Karmasin plant Steuer-Reform für Familien

Im ÖSTERREICH-Gespräch stellt ÖVP-Familienministerin Sophie Karmasin ihr Steuermodell vor. Karmasin fordert: mehr Sachleistungen, weniger Geldzahlungen für Familien.

ÖSTERREICH: Bei uns sind die Geldzahlungen für Familien sehr hoch. Bei der Betreuung hinken wir hinterher. Was tun?
Sophie Karmasin: Ja, wir sind Europameister bei den Direktzahlungen, aber in Zukunft wollen wir die Geld- und Sachleistungen im Verhältnis 50:50 gestalten, nicht mehr 80:20 wie bisher. Wir investieren 305 Millionen Euro in neue Kinderbetreuungsplätze.
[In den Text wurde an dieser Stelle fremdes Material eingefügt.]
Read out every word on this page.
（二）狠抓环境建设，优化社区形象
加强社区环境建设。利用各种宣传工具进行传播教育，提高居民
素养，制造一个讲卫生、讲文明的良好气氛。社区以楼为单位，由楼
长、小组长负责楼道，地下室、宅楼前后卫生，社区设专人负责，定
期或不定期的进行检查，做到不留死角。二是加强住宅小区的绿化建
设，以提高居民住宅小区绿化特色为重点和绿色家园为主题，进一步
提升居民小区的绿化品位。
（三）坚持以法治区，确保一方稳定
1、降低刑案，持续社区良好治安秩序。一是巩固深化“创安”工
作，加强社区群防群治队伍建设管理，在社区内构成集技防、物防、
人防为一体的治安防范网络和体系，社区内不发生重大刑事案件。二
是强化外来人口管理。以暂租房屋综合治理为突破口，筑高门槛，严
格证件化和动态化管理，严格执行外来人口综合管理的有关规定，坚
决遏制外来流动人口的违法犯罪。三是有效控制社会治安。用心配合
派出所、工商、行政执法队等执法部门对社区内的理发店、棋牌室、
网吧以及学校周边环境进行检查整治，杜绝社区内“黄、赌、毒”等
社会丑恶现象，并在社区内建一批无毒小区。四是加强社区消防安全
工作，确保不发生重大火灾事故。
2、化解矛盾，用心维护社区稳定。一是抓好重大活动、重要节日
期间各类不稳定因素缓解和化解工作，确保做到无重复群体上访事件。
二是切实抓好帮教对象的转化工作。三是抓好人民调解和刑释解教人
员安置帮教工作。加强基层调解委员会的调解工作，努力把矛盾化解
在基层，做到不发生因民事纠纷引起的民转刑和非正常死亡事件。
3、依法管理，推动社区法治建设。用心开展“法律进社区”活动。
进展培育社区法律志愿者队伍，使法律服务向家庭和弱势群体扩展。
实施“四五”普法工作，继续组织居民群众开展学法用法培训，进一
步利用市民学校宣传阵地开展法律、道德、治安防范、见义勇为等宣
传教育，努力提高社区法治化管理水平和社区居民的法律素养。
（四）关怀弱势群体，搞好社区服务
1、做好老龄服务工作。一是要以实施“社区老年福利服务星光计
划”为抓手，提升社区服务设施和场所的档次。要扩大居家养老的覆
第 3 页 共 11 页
ÖSTERREICH: Was wünschen Sie sich bei der Steuerreform für die Familien?
Karmasin: Natürlich eine deutliche Entlastung. Vor allem die Mehrkindfamilien müssen profitieren. Wichtig ist, Familiensteuern wie Erbschafts- und Schenkungssteuern, die die nächste Generation belasten, zu verhindern.

ÖSTERREICH: Wie genau soll Ihr Modell aussehen?
Karmasin: Je mehr Kinder eine Familie hat, umso mehr soll sie profitieren. Das kann man etwa über Absetzbeträge gestalten. Wir haben ein entsprechendes Papier in die Gruppe, die die Steuerreform verhandelt, eingebracht.